Final Data Show Continued Responses, Safety by Mitazalimab in Pancreatic Cancer
The final 30-month data from the phase 1b/2 OPTIMIZE-1 trial show that mitazalimab, a CD40 agonistic antibody, combined with mFOLFIRINOX chemotherapy, demonstrates continued promising efficacy and a manageable safety profile in patients with metastatic pancreatic cancer.
The agent met its primary end point with a final objective response rate (ORR) of 54.4% and a median duration of response of 12.6 months. Key survival data highlights include a median OS of 14.9 months and a 30-month OS rate of 21%. These durable results in a difficult-to-treat cancer underscore the therapy’s potential and support its advancement to a pivotal phase 3 trial.

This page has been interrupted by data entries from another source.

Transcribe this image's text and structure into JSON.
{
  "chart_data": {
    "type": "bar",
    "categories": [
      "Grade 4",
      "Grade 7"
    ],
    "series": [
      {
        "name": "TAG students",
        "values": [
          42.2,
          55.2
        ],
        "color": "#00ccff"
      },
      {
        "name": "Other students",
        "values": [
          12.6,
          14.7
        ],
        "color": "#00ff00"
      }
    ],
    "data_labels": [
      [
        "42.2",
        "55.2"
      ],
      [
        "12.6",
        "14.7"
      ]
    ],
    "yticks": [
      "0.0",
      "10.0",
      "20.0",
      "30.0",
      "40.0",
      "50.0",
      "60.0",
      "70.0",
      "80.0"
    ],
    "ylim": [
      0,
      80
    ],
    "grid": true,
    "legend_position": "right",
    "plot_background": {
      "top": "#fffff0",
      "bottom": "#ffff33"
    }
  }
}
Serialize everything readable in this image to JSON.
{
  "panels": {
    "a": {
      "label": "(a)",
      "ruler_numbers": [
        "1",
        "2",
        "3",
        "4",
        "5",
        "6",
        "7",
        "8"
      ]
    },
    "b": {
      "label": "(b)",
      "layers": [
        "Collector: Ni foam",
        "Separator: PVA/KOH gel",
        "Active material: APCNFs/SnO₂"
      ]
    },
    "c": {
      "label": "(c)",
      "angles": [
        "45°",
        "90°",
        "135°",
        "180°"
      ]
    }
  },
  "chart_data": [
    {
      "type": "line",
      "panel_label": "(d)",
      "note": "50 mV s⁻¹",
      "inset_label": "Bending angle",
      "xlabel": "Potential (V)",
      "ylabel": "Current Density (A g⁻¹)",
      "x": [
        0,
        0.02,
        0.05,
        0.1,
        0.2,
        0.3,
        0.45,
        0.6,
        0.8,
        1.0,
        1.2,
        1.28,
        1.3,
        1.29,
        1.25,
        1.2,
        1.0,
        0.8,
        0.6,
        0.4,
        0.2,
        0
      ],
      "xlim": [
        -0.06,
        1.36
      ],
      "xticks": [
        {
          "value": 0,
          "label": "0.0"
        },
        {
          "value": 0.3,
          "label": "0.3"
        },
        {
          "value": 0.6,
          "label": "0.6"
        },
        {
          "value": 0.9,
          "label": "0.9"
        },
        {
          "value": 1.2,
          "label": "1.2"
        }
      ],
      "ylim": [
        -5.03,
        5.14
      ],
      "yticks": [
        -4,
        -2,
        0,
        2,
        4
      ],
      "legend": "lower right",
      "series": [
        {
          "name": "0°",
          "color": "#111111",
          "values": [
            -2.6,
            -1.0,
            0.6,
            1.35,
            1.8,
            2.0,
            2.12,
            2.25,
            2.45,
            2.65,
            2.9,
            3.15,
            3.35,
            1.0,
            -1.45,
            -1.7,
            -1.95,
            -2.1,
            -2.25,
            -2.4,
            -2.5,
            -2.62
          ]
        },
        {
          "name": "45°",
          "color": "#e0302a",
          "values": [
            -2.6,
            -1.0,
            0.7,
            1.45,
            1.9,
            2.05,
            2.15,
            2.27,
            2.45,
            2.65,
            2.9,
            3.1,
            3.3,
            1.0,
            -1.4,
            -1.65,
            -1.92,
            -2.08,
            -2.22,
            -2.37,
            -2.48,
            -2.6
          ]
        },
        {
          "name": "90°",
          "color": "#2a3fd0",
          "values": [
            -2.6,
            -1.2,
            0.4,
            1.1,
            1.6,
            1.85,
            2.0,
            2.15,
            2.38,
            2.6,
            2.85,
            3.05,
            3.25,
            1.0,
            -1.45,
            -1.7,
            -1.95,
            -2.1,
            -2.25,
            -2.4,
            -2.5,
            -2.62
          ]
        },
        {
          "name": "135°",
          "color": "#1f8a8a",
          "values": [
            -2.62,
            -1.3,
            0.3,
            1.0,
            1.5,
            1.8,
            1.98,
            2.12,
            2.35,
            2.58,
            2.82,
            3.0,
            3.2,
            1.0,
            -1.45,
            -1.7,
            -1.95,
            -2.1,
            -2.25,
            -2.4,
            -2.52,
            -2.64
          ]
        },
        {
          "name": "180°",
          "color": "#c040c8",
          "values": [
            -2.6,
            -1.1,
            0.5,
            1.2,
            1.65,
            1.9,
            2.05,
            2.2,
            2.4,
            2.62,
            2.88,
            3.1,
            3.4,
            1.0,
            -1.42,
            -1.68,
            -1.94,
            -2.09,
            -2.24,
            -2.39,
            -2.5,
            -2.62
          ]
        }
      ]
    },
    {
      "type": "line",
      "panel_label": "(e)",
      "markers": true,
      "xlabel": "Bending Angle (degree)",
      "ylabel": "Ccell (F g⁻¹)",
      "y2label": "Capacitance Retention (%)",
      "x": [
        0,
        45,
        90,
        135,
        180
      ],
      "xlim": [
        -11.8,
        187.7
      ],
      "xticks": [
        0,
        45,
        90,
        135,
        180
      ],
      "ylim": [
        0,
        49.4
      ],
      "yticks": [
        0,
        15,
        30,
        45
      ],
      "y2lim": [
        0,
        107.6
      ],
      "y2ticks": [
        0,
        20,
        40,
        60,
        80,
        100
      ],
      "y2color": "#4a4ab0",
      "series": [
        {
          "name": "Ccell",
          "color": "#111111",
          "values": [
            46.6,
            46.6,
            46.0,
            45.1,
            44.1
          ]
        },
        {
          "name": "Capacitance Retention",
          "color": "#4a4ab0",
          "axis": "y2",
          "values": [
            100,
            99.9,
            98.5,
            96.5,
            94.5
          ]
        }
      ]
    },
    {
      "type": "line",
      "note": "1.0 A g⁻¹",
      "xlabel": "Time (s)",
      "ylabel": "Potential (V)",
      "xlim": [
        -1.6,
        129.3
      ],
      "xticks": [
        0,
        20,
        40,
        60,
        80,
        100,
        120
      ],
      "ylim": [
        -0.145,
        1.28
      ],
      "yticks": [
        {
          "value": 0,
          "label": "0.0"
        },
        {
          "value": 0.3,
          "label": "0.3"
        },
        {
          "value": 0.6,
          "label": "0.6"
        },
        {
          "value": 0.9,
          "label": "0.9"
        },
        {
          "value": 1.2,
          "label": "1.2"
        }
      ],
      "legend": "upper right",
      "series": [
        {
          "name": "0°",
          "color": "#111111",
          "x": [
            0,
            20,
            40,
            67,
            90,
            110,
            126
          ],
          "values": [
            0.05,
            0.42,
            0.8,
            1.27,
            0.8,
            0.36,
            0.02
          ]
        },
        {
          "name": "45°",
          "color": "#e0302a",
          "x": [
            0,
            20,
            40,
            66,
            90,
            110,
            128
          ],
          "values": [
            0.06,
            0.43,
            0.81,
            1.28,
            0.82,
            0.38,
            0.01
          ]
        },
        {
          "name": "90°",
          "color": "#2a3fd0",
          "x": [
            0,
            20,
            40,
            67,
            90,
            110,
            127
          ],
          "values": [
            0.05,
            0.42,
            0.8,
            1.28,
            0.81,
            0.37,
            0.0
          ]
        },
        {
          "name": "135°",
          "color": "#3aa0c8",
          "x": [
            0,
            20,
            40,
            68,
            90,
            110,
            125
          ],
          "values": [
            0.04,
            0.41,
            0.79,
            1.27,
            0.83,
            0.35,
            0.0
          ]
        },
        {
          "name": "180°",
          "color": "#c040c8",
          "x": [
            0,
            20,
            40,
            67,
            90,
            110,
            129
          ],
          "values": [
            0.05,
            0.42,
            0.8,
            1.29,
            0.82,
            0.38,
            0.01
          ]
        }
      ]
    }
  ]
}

FDA Approves Guardant 360 CDx With Imlunestrant in ESR1+ Breast Cancer
The FDA has approved the Guardant360 CDx as a companion diagnostic to identify ESR1 mutations in patients with estrogen receptor (ER)-positive, HER2-negative advanced or metastatic breast cancer. This approval is linked to the use of the oral selective estrogen receptor degrader (SERD), imlunestrant (Inluriyo).
Data from the EMBER-3 trial demonstrated that imlunestrant reduced the risk of disease progression or death by 38% in patients with ESR1-mutated disease compared to standard endocrine therapy. The test allows physicians to use a simple blood draw for comprehensive genomic profiling, ensuring that patients with this specific mutation receive the appropriate targeted treatment.